GKTheOne commented 3 years ago

I came here after finding #5007.

This impacts the database initialisation scripts I want to use with postgres (& mysql) images. I have some scripts that I want sourced by the initialisation instead of executed. However, because of this issue, the entrypoint script tries to execute the scripts (because -x file test succeeds) which fails (with permission denied) because the execute bit is not actually set.

docker-robott commented 2 years ago

Issues go stale after 90 days of inactivity. Mark the issue as fresh with /remove-lifecycle stale comment. Stale issues will be closed after an additional 30 days of inactivity.

Prevent issues from auto-closing with an /lifecycle frozen comment.

If this issue is safe to close now please do so.

Send feedback to Docker Community Slack channels #docker-for-mac or #docker-for-windows. /lifecycle stale

myw commented 2 years ago

/remove-lifecycle stale

thaJeztah commented 2 years ago

/lifecycle frozen

razzed commented 3 weeks ago

This still exists in 4.34.3 (170107) Engine 27.2.0 on Mac OS X 15.0.1 (24A348)

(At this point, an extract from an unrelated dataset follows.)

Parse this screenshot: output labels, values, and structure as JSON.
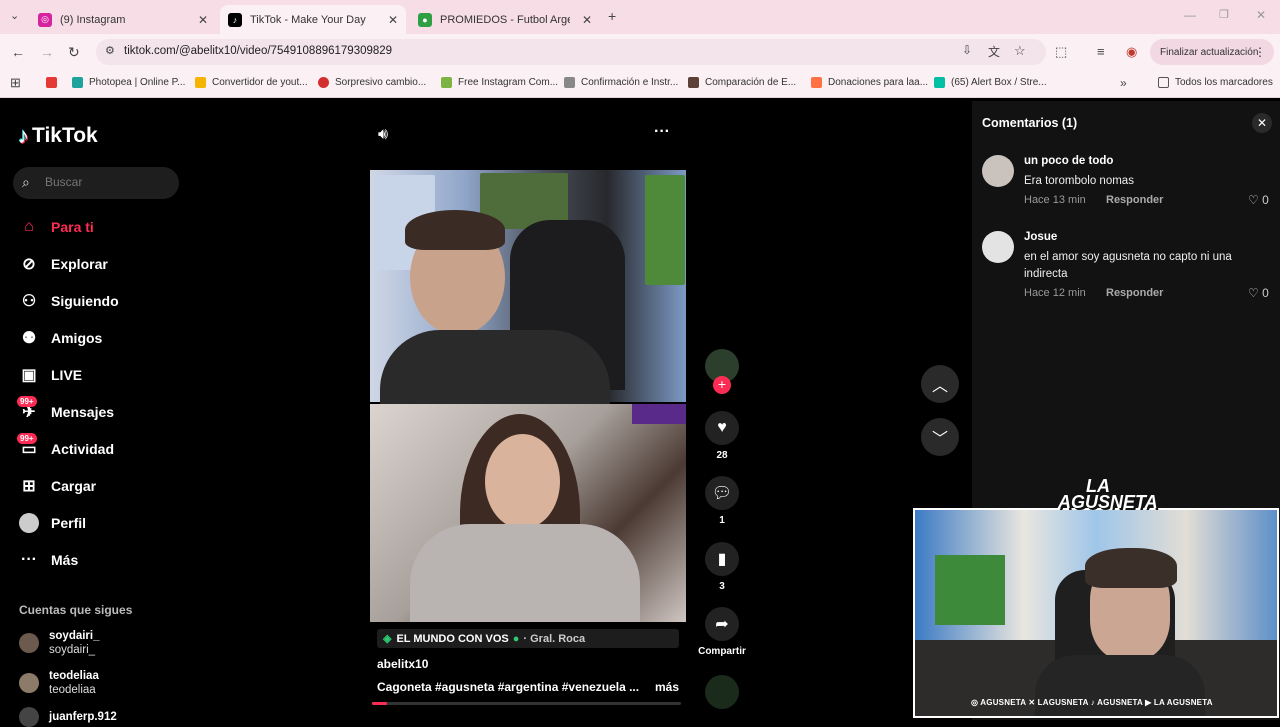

Surprised this bug has been in existence for so long - [ -x plainFile ] on a plain, non executable file on volume mounted inside a container returns true (exit 0).

The difference between the alpine and other containers is that alpine containers actually copy the volume so it is not shared and therefore behaves correctly. You can detect this by simply adding a file inside the container and seeing if the local copy changes. However, ubuntu container can replicate this bug easily. Simple case October 2024:

mkdir test
touch test/notx.md
docker run -v "$(pwd)/test:/root/test" -it ubuntu:latest
root@5948a905ab89:/# cd /root/test
root@5948a905ab89:~/test# ls -la
total 4
drwxr-xr-x 3 root root   96 Oct 23 14:10 .
drwx------ 1 root root 4096 Oct 23 14:11 ..
-rw-r--r-- 1 root root    0 Oct 23 14:10 notx.md
root@5948a905ab89:~/test# if [ -x notx.md ]; then echo "is executable"; else echo "works correctly"; fi
is executable
root@5948a905ab89:~/test#

Is there any reason this can't be fixed? Seems like a pretty major issue.

You can workaround this by simply not using mounted volumes and copy your files into the target container but this means you lose development speed.